La etimología y la historia de las palabras, su novela, es una ciencia exacta y deslumbrante.
Los romanos dormían en un cuarto oscuro y fresco, un ‘cubículo’, lo llamaban, sobre un colchón de paja y de plumas. La única luz que entraba allí era la de una pequeña lámpara con un nombre precioso, lucubrum, de la que dijo san Isidoro de Sevilla que era la combinación de las dos cosas, la luz y la sombra. En realidad la describió mucho mejor: “Un pequeño fuego que arde en una estopa con cera...”.
Pero lo más bello es que de allí viene una palabra que antes se usaba mucho en la lengua española (y en otras también) y hoy a veces todavía: la lucubración, el acto de lucubrar o elucubrar: pensar o trabajar toda la noche a la luz de una vela, desvelarse. El Diccionario de la Real Academia la define así: “Especular o imaginar cosas sin tener mucho fundamento racional”.
La etimología, el origen y la historia de las palabras, su novela, es una ciencia exacta y deslumbrante, casi mágica. Basta ver la cara de alguien cuando descubre de dónde viene todo, de dónde y por qué y cómo y cuándo. A veces es una explicación obvia y evidente, y aun así nos fascina si no la conocíamos, y a veces es todo un laberinto, una maraña de extraños caminos y recodos que van tejiendo e iluminando las palabras y su vida.
Si cada vez que usamos una palabra cualquiera –la que sea, todas– pensáramos en su origen y su causa, quizás el pensamiento tendría más sentido y claridad, más belleza. No lo sé, es solo una conjetura: una voz que en español significa “juicio que se forma de las cosas o acaecimientos por indicios y observaciones”, y que viene de un verbo latino, conicere, que tiene varios significados, entre ellos el de lanzar algo hacia lo alto.

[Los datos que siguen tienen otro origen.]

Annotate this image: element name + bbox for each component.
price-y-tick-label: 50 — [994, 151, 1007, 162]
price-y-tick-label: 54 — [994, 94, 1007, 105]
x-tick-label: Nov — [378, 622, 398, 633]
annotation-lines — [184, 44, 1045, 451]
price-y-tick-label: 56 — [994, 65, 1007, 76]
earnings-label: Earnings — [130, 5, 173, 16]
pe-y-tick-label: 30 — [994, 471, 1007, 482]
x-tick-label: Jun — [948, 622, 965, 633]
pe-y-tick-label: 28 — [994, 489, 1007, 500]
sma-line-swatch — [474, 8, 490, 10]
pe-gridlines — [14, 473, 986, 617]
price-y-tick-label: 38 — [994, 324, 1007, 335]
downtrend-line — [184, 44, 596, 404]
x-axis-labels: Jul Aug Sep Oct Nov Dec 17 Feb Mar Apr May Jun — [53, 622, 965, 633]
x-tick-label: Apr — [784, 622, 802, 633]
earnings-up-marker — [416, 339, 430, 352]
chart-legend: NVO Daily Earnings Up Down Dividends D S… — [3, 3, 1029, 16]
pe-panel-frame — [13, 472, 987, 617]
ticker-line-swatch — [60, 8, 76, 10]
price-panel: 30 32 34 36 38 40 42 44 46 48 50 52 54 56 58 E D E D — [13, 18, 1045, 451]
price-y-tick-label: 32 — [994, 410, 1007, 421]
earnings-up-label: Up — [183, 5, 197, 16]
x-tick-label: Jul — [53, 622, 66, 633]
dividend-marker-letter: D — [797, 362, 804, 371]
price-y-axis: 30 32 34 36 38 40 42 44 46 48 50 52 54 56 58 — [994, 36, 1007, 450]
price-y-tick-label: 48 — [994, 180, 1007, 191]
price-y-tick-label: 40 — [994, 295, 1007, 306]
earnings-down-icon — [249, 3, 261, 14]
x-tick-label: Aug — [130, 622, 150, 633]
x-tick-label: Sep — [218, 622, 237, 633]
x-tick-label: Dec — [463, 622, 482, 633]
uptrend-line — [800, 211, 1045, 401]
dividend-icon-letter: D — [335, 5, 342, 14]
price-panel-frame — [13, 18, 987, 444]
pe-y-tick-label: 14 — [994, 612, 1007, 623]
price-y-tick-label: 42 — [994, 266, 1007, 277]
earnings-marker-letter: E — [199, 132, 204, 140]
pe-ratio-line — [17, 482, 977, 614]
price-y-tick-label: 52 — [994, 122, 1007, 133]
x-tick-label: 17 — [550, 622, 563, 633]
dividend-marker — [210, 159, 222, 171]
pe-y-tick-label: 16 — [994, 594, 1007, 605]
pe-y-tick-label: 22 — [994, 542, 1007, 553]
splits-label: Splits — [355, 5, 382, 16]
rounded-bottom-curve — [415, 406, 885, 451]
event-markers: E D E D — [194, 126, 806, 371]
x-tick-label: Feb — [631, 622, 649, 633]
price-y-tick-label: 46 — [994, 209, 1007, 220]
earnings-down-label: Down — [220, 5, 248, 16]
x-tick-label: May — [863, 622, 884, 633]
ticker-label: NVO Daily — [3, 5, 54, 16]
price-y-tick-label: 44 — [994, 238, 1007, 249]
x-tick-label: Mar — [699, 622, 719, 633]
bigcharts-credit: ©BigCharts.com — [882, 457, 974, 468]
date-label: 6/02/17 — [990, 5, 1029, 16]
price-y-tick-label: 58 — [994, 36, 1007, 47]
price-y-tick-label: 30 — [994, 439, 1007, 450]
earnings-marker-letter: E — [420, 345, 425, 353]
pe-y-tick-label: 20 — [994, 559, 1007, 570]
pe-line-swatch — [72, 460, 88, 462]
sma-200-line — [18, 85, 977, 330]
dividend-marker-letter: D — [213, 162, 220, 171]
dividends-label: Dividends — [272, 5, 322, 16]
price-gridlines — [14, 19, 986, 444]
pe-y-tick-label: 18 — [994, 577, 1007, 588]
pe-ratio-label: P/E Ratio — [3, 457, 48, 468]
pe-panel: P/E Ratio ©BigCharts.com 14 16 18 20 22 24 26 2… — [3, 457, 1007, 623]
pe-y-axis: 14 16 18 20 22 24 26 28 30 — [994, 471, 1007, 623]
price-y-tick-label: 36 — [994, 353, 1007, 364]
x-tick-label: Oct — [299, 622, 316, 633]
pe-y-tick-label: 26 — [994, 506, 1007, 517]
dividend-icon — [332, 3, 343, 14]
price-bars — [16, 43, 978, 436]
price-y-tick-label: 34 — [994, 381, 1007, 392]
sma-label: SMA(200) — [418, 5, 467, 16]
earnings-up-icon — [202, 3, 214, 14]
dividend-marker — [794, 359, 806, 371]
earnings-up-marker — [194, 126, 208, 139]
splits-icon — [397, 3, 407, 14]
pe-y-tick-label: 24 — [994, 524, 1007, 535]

Eso hacían los augures romanos, los sacerdotes encargados de intuir la voluntad de los dioses, el futuro: miraban al cielo, descifraban el vuelo de las aves como si fuera un mensaje secreto. Entonces ‘adivinaban’ esa voz que les hablaba desde arriba, la voz divina. Pero no era todo el cielo lo que veían sino una sola de sus partes, un lugar concreto al que le deban el nombre de ‘templo’. Observar ese lugar se llama ‘contemplar’.
Lo mismo que ver las estrellas con fervor y con fijeza, entender el mapa que hay en ellas y que fue el mismo que le sirvió a Odiseo, por ejemplo, para regresar a Itaca: esas estrellas todavía están allí (aquí), son las mismas y las vemos moverse durante el día y durante el año porque es la Tierra la que gira sobre sí misma mientras le da la vuelta al Sol, una y otra vez, sin parar. O al menos por ahora sin parar, luego ya veremos.
Esas estrellas juntas y regadas en el cielo como en un mapa o una partitura, porque también lo es, la música de las esferas, esas estrellas se llaman constelaciones, ya lo sabemos. Su nombre latino es sidus, de donde viene nuestro adjetivo ‘sideral’. Pero eso es lo de menos, porque de allí también viene nuestro verbo ‘considerar’. ¿Qué significa? Ver las estrellas, contemplarlas. La RAE es más prosaica: “Dedicar atención a alguien o algo”.
La RAE también define en su diccionario la palabra latina desiderata que ya está incorporada del todo al español y que significa “conjunto de las cosas que se echan de menos y se desean”. Su origen está en uno de los verbos del deseo y la añoranza en el latín que era desiderare: ver las estrellas, considerarlas, valga la redundancia, pero saberlas muy lejos y distantes. Confirmar que su brillo es su recuerdo.
Aunque dije “desiderata” y me acordé de ese poema hecho canción: el himno del infierno, horror, “camina plácido entre el ruido y la prisa...”. Me dan náuseas: otra palabra del mar y las estrellas, la náusea, el mareo que da subirse en una nave. Aunque ya decir “mareo” es decirlo todo.
Algo de luz en la penumbra, las palabras y su historia.